Deoxynivalenol immune affinity column and preparation method thereof is described as follows:
The most support-activated
Select agarose carrier, sepharose4B, activate with Epichlorohydrin activation method.
Take the preswollen agarose gel sepharose4B of 2%, fully rinse with the distilled water of 20 times of volumes,
Wash away the ethanol of remaining, filter out moisture with funnel.
Weigh the wet gel 5 grams after filtering off moisture content, add the NaOH of 7.5 milliliters of 0.8M, the epoxy chlorine of 30%
2 milliliters of propane, the sodium borohydride NaBH of 2mg/ml4, 5 milliliters, at 25 DEG C, shaking table reacts 8 hours.
After reaction, use substantial amounts of distilled water wash, remove the epoxychloropropane mixed in gel.
2. by the coupling of Protein G Yu activated carrier sepharose4B
The agarose gel sepharose4B coupling buffer (NaHCO of 0.1M that will have activated3, 0.8M
NaCl, pH8.9) wash 3 times.Add the Protein G of 2mg/ml, room temperature coupling 4 hours.

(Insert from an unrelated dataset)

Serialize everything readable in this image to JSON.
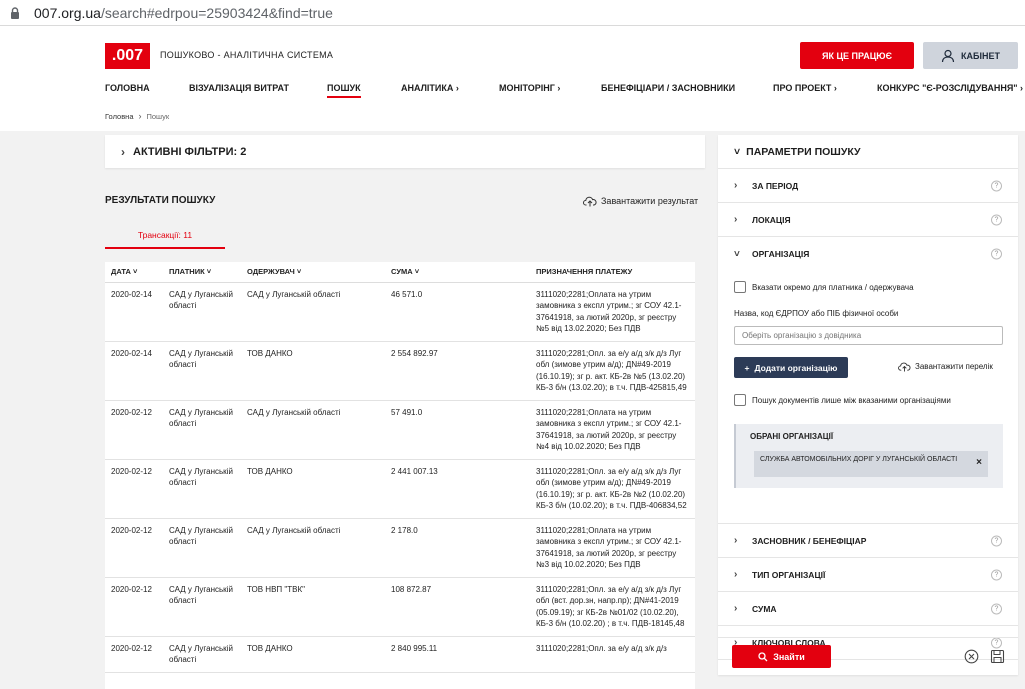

The phosphate buffer PBS of good for coupling agarose carrier 20mM, pH7.4 is washed 3 times.Coupling
There is the agarose carrier sepharose named Protein G-sepharose of Protein G.
The most anti-deoxynivalenol antibody is connected with the Protein G on Protein G-sepharose carrier
Protein G and antibody have specific affinity, under certain reaction condition, coupling are had Protein G
Agarose gel be attached with antibody.Antibody is connected on agarose.Knot due to Protein G Yu antibody
Closing the Fc region that position is antibody, the antigen binding domain of antibody is unaffected, has fully ensured that the antigen of antibody
Binding ability.
Anti-deoxynivalenol antibody is dissolved in the PBS of 20mM, pH7.4, final concentration 2mg/ml.

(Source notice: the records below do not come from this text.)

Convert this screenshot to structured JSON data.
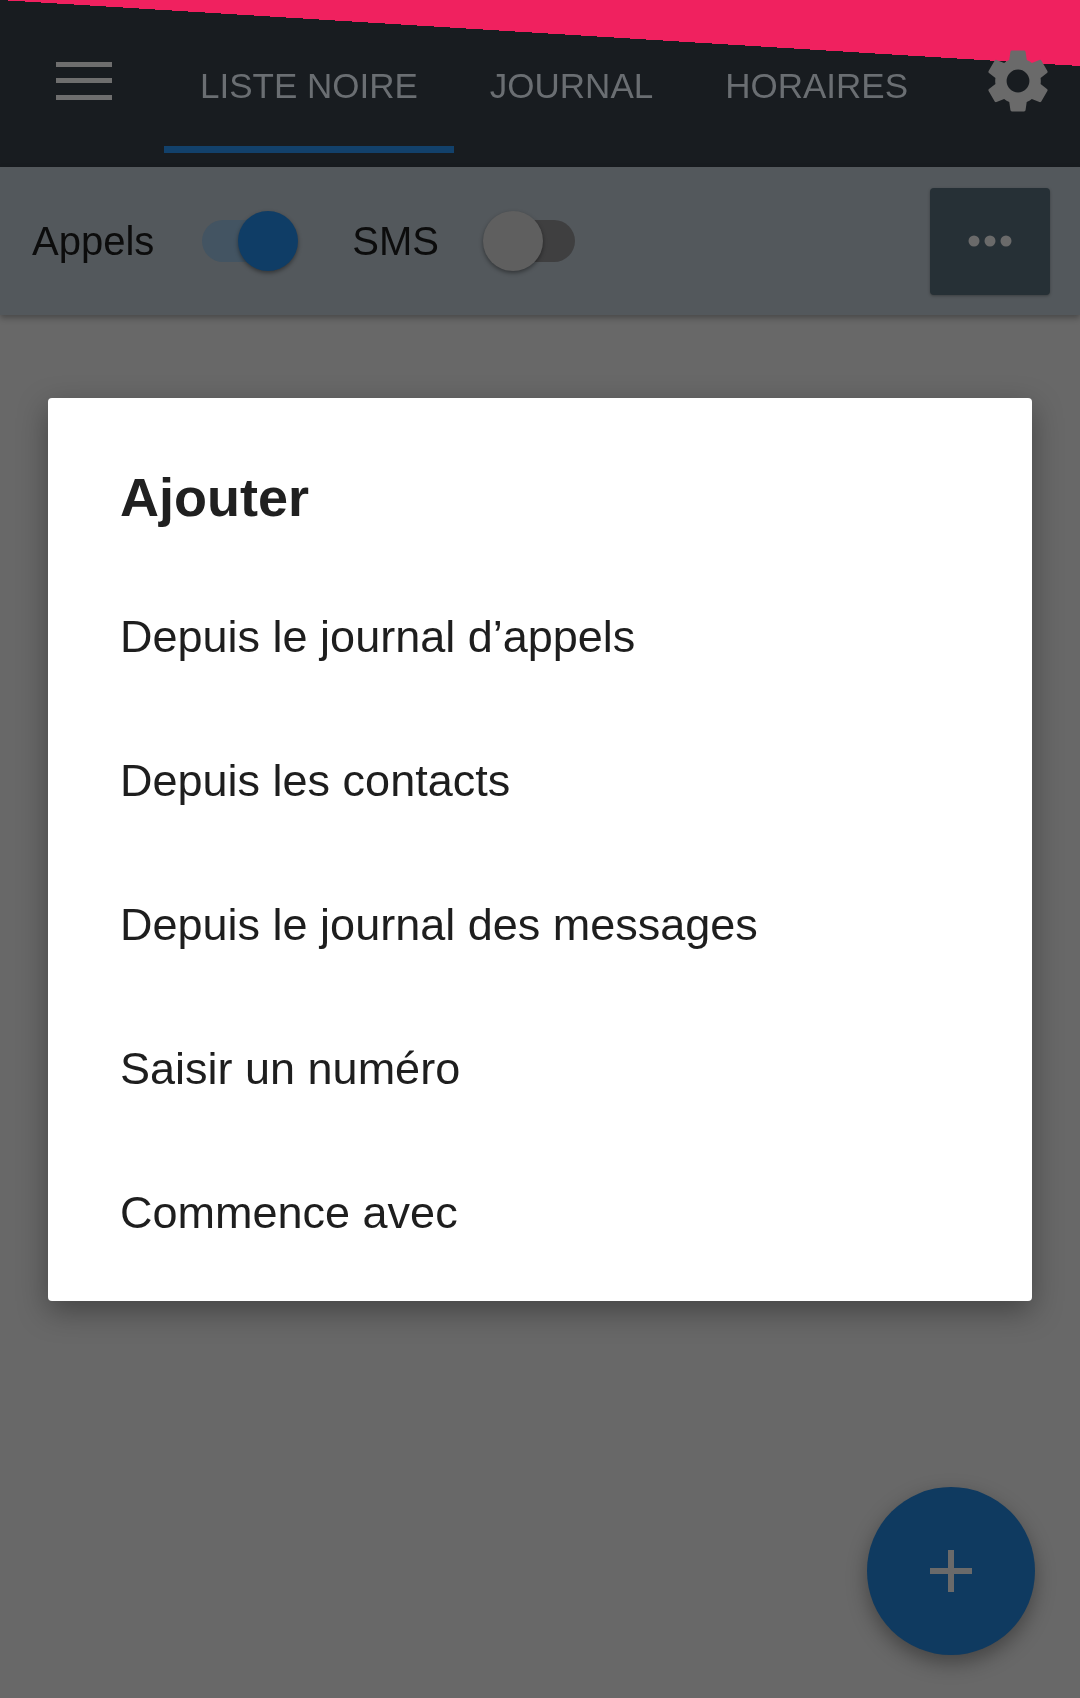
{
  "app_bar": {
    "tabs": [
      {
        "label": "LISTE NOIRE",
        "selected": true
      },
      {
        "label": "JOURNAL",
        "selected": false
      },
      {
        "label": "HORAIRES",
        "selected": false
      }
    ]
  },
  "filters": [
    {
      "label": "Appels",
      "on": true
    },
    {
      "label": "SMS",
      "on": false
    }
  ],
  "dialog": {
    "title": "Ajouter",
    "items": [
      "Depuis le journal d’appels",
      "Depuis les contacts",
      "Depuis le journal des messages",
      "Saisir un numéro",
      "Commence avec"
    ]
  }
}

By in the PBS washed Protein G-sepharose of antibody addition 20mM pH7.4.Room temperature is tied
Close 30 minutes.
Carrier PBS after in conjunction with washs.Connect the carrier named antibody protein G having antibody
sepharose。
4. carrier crosslinking
The antibody protein G sepharose borate buffer of 0.1M pH9.0 is washed 3 times.Then
Add the borate buffer of 0.1M pH9.0, buffer adds cross-linking agent such as imidic acid dimethyl ester in heptan two
(DMP) is to final concentration 20mM.Normal temperature crosslinked 1 hour.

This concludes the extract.